In the Daily Dime Live chat, you had Thunder fans caps locking for Maynor to be subbed in and you had Denver fans caps locking in ecstasy over his decisions on the court. It was like Westbrook was grabbing the wheel of the Titanic because he felt he was the only one who could drive that ship through the fatal iceberg.

So what does all of this mean? Are the Thunder doomed? Do they need to get rid of Westbrook in the name of Durant’s fire-breathing ways? Should Eric Maynor be the future point guard of this team? Will Russell Westbrook add Vaseline to his daily caloric intake?

My overall point is this. The Oklahoma City Thunder are a more dangerous bunch when they’re utilizing Kevin Durant as the consistent focus of the attack. If there is that clichéd ideal of there needing to be an alpha dog, Durant has to be it. Westbrook could eventually find the right mixture of point guarding and getting his to make them an unstoppable force.

However, there could come a day when they have to make a decision of whether or not Russell Westbrook is the right running mate for Kevin Durant, and it probably won’t come down to anything having to do with how good of a basketball player he is. His selfishness isn’t suffocating right now, but the potential is there. When he believes he’s the best option, it’s the riskiest game plan OKC can employ.

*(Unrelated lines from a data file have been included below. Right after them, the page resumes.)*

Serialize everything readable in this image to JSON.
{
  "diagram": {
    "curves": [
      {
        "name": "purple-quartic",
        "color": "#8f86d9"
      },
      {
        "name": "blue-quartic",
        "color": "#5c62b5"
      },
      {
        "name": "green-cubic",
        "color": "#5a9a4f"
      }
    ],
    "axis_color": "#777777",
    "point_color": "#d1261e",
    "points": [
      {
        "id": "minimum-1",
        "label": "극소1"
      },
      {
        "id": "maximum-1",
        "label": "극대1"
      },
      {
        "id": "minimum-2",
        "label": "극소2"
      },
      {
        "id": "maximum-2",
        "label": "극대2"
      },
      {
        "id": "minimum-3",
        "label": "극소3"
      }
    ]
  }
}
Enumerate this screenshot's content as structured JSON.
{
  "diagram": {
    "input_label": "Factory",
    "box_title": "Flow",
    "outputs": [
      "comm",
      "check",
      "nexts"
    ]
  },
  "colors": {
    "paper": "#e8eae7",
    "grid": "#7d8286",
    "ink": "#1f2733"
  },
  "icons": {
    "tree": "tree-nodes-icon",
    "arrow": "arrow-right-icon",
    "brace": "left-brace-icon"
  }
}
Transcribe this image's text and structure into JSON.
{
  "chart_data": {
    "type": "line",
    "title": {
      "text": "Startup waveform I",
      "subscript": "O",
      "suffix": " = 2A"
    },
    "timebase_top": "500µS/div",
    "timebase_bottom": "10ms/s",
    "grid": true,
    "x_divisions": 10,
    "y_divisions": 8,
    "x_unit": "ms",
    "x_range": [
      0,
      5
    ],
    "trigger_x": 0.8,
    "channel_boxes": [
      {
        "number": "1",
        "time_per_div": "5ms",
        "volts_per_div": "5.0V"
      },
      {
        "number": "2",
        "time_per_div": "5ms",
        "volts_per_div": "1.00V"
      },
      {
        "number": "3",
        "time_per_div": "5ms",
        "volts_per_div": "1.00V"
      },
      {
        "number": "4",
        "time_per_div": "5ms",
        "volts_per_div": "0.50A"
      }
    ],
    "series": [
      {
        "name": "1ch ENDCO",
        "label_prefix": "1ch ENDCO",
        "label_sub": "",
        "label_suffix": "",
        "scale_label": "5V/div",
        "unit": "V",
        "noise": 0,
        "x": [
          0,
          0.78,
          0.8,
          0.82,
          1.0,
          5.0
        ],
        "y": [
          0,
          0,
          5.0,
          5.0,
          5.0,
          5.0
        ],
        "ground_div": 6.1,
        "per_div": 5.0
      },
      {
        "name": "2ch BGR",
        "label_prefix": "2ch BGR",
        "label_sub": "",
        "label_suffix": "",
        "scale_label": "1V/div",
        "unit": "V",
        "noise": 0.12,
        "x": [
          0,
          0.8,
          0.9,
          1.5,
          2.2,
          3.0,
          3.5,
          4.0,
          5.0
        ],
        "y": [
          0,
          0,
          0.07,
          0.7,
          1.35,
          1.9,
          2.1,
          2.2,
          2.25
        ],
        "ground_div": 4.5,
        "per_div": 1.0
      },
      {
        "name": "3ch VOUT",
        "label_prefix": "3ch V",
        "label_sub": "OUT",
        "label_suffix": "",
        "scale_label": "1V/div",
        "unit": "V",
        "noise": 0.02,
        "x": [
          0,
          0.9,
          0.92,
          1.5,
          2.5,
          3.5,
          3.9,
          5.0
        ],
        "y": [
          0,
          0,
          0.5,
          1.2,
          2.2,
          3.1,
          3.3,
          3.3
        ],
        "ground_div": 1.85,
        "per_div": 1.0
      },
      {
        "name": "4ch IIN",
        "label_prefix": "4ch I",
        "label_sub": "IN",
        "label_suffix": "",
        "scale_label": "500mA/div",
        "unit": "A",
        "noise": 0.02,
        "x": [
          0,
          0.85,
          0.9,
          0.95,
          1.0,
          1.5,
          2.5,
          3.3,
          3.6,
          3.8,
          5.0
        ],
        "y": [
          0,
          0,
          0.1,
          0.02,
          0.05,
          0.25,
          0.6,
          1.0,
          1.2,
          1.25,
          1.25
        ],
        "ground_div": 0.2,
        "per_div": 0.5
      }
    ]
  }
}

He’ll win them plenty of games, but will his defensive decline and confidence to win ball games be the proper team basketball for this young team? More than likely, he comes out tonight and is a big part of closing out the Nuggets. But there could come a time in which Sam Presti has to decide between keeping a young star happy or jettisoning his ego for the greater good of this young and exciting Thunder team.

Hopefully 12 years from now, we’re not left wondering what could have been. The future of this team is too exciting to ruin.